História das laranjas
Era uma mãe que tinha dois filhos: um menino e uma menina. A menina chamava-se Periquita e o menino Periquito. E a mãe era muito má! E um dia disse-lhes assim:
– Olhem lá filhos, vocês vão a fazer um recado à mãe. Mas esse que chegar cá primeiro, eu dou-lhe uma coisinha! Um vai ao azeite e outro vai ao vinagre.
Foi. Eles foram fazer o recado à mãe. Foram os dois a correr, coitadinhos! Foram os dois a fugir.
E quem havia de vir primeiro foi o menino. A mãe era muito má (e o pai andava trabalhando) e ela o que fez? Matou o menino e fez comida pra mandar ao marido. E quem havia de levar a comida ao marido? Foi a menina quando chegou.
Periquita – E o nosso Periquito?
Mãe – Ora, o nosso Periquito ainda não veio. Tu é que agora vais levar o almoço ao pai. Mas não destapes a panela! Não destapes a panela!
Ela foi. Quando ia no caminho pensou: “a minha mãe disse que não destapasse a panela?! Mas eu vou-a destapar!”. Foi destapar e viu umas manitas(1) de alguém ao de cima. E conheceu que eram as manitas do irmão. Começou a chorar, a chorar, chorar… Ali, sentada ao pé da panela, a chorar.
Apareceu uma velhota.
Velhota – Porque é que é que tu choras, menina?
Periquita – Oh! Porque minha mãe mandou-me a mim ao azeite e o meu manito(2) ao vinagre e ao que chegasse primeiro dava-lhe uma coisinha. E agora, a minha mãe o que fez? Matou o meu irmão. E tenho aqui a comida feita pra meu pai comer!
A velhota disse-lhe assim:
– Olha, na’ tenhas medo. Eu sou Nossa Senhora(3). E atão(4) tu agora vais, e chegas lá, não comes! Se o teu pai te disser para comeres, tu não comes! Dizes que na’ queres. E os ossinhos todos que o teu pai deixar, tu apanha-los todos, guarda-los e depois deixa… Quando chegares a casa… Tu não tens lá nenhuma árvore no quintal?

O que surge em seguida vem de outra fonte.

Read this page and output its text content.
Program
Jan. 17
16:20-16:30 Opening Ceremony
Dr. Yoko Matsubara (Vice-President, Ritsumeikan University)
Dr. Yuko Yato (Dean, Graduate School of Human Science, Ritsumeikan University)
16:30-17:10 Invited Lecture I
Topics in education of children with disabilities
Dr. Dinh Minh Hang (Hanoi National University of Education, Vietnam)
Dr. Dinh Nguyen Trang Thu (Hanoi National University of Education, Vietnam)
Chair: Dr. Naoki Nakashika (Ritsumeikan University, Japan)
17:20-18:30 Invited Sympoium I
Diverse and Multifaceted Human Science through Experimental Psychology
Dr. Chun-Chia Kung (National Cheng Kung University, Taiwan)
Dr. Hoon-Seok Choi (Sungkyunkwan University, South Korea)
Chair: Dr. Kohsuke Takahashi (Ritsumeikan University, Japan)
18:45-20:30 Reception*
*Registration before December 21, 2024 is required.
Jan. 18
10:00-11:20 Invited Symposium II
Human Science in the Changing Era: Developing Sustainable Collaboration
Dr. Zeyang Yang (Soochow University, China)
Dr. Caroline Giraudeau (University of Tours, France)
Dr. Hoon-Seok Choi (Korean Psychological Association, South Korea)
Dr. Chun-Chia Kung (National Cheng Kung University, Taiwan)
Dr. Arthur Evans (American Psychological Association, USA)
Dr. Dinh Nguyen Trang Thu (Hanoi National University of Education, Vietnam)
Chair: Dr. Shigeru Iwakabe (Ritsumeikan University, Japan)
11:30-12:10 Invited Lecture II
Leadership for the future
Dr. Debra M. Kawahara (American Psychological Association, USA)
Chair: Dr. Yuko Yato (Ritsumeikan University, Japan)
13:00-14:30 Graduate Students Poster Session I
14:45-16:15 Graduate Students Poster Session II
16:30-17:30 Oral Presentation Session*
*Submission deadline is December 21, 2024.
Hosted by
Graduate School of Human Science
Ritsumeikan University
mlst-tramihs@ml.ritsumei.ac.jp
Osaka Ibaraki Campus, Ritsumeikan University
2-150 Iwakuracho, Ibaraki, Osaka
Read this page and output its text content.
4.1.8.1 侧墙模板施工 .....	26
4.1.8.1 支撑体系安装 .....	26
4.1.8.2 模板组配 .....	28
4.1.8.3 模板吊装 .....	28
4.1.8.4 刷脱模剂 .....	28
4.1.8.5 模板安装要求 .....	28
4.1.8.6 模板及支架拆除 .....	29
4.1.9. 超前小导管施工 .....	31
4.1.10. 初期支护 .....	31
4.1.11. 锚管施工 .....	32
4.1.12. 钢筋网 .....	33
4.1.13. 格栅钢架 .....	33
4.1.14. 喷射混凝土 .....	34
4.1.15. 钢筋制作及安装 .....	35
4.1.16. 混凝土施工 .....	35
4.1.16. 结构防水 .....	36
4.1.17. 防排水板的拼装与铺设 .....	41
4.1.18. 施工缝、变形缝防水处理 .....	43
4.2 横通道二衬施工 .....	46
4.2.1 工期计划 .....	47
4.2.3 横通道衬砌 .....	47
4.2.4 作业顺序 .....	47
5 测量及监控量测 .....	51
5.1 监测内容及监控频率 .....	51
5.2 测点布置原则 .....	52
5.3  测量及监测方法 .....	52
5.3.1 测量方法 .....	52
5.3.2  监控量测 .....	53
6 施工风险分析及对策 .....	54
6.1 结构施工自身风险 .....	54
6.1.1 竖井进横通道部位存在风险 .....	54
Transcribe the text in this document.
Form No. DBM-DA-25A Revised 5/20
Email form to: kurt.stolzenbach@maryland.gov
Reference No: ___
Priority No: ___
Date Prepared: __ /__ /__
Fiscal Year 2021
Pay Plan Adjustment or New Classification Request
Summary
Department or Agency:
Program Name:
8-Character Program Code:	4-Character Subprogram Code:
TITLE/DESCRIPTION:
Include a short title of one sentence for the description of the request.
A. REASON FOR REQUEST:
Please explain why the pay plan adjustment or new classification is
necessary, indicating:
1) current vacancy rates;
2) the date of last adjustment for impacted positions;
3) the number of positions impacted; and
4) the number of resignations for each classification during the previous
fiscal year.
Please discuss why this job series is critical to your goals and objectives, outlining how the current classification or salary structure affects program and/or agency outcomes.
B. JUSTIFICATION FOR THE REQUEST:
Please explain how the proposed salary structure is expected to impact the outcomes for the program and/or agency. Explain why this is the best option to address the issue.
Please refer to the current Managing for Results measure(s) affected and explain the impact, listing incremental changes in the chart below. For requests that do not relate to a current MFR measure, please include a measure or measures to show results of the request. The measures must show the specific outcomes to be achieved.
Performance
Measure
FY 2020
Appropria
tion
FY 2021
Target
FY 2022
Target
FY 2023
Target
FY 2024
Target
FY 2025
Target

Periquita – Tenho uma laranjeira.
Velhota – Atão, lá debaixo da laranjeira, sem ninguém ver, tu pões lá os ossinhos do teu irmão. Todos lá metidos, ali num bocadinho de terra, debaixo da laranjeira. – A laranjeira tinha muitas laranjas, muito bonitas.
E ela foi. Chegou lá, o pai disse-lhe:
– Anda comer Periquita!
Periquita: – Não. Eu na’ quero comer.
Pai: – Pra quê que tu andas apanhando os ossinhos?
Periquita: – Pra eu brincar. – Agarrou-os todos, meteu-os dentro de um lencinho. Guardou-os.
Chegou cá a casa, foi pô-los lá onde a Nossa Senhora lhe tinha dito. Ali. Ela enterrou-os ali, todos os ossinhos debaixo da laranjeira.
E, no outro dia de manhã, apareceu o menino com um grande ramo de laranjas!
A avó chegou lá ao pé dele:
– Ai! O nosso menino com umas laranjas tão gordas! Dá-me uma, filho!
Periquito: – Não, não quero. A mãe, primeiro.
Mãe – Dá-me uma, filho!
Periquito – Não! Não quero! Que me mataste!
Depois disse a avó:
– Periquito, dá-me uma!
Periquito – Não quero! Que me esfolaste!
Depois foi a menina a dizer:
– Ai mano! Dá-me uma a mim!
Ele deu-lhas e disse:
Periquito: – Toma-as todas, que me salvaste!
Mariana Valente, Ficalho (conc. Serpa), Fevereiro 2006.
Glossário:
(1) Manitas: mão pequena; mãozinha.
(2) Manito: pequeno irmão; irmãozinho.
(3) Nossa Senhora: Designação da Virgem Maria na Igreja Católica Romana.
(4) Atão: regionalismo de Portugal, de uso informal e coloquial que significa “então”.